Figure 3Summary of SARS-CoV-2 RT-PCR testing in Bahia, March-November 2020. (A) Test turn-around time (number of days between sample collection test result). Dark grey shaded area is the 95% quantile of the test turn-around time across all tests, light grey shaded area is the 75% quantile, and the black line is the mean; all data are per week. (B) Total weekly tests by gender and (C) age group in years (trimmed to maximum 100 years), both according to color legend. (D) Total weekly tests by reported race according to color legend. (E) Total weekly tests by performing laboratory, with highest performing laboratory LCDSPPGM in purple and others with varying colors. For a list of all laboratories, see Table S2. (F) Total weekly tests by test kit used according to color legend. For details on kits, see Table S1. (B–F) For total of tests per variable, see Supplementary Figure S1.

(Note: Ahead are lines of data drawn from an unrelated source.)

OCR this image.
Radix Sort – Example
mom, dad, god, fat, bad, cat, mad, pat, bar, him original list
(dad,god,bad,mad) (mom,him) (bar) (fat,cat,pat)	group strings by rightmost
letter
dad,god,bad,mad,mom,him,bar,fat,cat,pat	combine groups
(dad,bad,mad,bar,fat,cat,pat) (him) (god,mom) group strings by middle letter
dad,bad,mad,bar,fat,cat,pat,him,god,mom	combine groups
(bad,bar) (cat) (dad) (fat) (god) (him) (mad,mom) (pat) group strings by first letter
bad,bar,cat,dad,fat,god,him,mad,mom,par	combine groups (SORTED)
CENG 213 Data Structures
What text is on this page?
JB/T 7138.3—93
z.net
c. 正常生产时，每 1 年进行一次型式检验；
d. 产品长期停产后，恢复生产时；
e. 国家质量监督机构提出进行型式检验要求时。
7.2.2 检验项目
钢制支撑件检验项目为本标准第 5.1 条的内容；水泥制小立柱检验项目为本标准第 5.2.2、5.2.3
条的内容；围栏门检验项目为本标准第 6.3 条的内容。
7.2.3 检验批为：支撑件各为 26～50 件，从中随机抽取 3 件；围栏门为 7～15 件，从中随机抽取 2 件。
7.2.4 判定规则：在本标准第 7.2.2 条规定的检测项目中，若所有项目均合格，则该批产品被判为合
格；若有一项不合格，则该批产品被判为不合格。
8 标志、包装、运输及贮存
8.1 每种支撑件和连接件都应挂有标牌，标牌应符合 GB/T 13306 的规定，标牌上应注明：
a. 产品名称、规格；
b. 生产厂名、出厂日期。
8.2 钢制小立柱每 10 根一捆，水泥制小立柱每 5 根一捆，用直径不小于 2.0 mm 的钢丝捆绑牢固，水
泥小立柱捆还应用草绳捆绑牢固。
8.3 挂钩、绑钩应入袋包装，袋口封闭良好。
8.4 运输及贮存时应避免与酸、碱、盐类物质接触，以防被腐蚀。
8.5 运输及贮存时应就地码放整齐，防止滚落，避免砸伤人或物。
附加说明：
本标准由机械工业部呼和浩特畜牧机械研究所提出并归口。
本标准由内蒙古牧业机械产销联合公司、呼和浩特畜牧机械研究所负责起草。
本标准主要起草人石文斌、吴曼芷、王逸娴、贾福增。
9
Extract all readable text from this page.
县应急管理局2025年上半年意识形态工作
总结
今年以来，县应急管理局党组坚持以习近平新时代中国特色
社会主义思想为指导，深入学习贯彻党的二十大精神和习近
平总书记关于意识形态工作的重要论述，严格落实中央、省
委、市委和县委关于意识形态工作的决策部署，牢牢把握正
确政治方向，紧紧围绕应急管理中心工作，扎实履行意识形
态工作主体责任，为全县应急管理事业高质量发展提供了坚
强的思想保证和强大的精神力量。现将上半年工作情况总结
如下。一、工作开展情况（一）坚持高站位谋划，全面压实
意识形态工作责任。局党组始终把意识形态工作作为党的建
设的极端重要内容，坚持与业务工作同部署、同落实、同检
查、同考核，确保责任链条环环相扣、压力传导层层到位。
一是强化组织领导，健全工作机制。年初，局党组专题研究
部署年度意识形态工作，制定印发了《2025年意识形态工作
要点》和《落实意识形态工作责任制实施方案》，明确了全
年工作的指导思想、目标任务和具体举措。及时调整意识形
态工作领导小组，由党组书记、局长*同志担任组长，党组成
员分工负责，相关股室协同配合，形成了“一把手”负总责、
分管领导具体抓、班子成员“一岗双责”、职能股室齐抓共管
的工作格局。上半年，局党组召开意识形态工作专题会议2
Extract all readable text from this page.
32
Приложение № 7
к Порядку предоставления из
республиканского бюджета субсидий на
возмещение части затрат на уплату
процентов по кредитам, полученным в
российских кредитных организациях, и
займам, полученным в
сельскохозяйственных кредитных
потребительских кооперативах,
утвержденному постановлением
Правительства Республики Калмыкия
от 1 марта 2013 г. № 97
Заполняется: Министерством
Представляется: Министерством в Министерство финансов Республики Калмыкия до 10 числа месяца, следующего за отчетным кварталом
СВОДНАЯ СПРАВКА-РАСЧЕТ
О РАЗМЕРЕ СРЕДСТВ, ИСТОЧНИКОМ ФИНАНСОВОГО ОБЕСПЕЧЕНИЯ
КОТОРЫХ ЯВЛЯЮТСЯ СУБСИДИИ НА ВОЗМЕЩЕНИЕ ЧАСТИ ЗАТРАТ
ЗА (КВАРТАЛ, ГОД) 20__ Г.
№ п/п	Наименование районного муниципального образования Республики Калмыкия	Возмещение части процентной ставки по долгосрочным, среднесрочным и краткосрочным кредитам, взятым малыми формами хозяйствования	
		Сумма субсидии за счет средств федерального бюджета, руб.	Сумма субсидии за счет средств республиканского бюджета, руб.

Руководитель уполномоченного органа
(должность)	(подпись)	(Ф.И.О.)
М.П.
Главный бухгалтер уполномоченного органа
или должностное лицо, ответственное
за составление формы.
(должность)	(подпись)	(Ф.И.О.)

Figure 4SARS-CoV-2 positive rate and odds ratio for a positive test dependent on other variables (laboratory LCDSPPGM). (A) Model fit to positive rate per week, with model in white full circles and data in red full circles. (B–H) Odds ratio of a positive test depending on (B) gender, (C) race, (D) sample type, (E) age, (F) GDP, (G) density, and (F) IDEB of the patient’s municipality. (A–H) Top subpanel presents the total tests per variable value/category on the x-axis (the K in the y-axis refers to thousands). Values of reference (odds = 1) are the mode of each variable except for age, for which the reference was 50 years. Points (discrete variables) and lines (continuous variables) are the mean odds, and the whiskers and areas are the 95% percentile. (D) Sample type key: “Naso Sw” = nasopharyngeal swab, “Oro Se” = oropharyngeal secretion, “Naso Se” = nasopharyngeal secretion, “Oro Sw” = oropharyngeal swab, “Tra Se” = tracheal secretion, “Nasal Sw” = nasal swab. The presented fit was extracted from the GAM model by setting the variable laboratory to LCDSPPGM; for other laboratories, see Supplementary Figures S7–S14. Variables presented are the statistically significant ones (see Model 1 in Supplementary Text S1 for details).
Figure 5SARS-CoV-2 test turn-around time and odds ratio for time taken dependent on other variables (laboratory LCDSPPGM). (A) Model fit to test turn-around time (days between sample collection and test result) per week. Odds ratio of a positive test depending on (B) age, (C) meso-region of the tested individual, and (D) performing laboratory. (A–D) Top subpanels present the total tests (blue bars). The K in the y-axis refers to thousands. Whiskers are the 95% percentile and full circles the mean of the odds ratio. Values of reference (odds = 1) are the mode of each variable. The presented fit was extracted from the GAM model by setting the variable laboratory to LCDSPPGM; other laboratories are shown in Supplementary Figures S16–S18.
Figure 6SARS-CoV-2 probability of positive test dependent on time from symptom onset. (A) Model fit (black line and grey area) for positive and negative tests (red bars at 1 and 0, respectively) in this study’s dataset (iii) (see RT-PCR sub-datasets for details), selecting only individuals who had at least one positive test and with a single reported date of symptom onset. (B) Model fit (black line and grey area) for positive and negative tests (red bars at 1 and 0, respectively) in this study’s dataset (iii) (see RT-PCR sub datasets for details), restricted to those for whom the last test was negative. (A,B) The pink and blue lines (and respective areas) are the predictions by Wikramaratna et al. [42] dependent on sample type, with nasal samples in blue and throat samples in pink.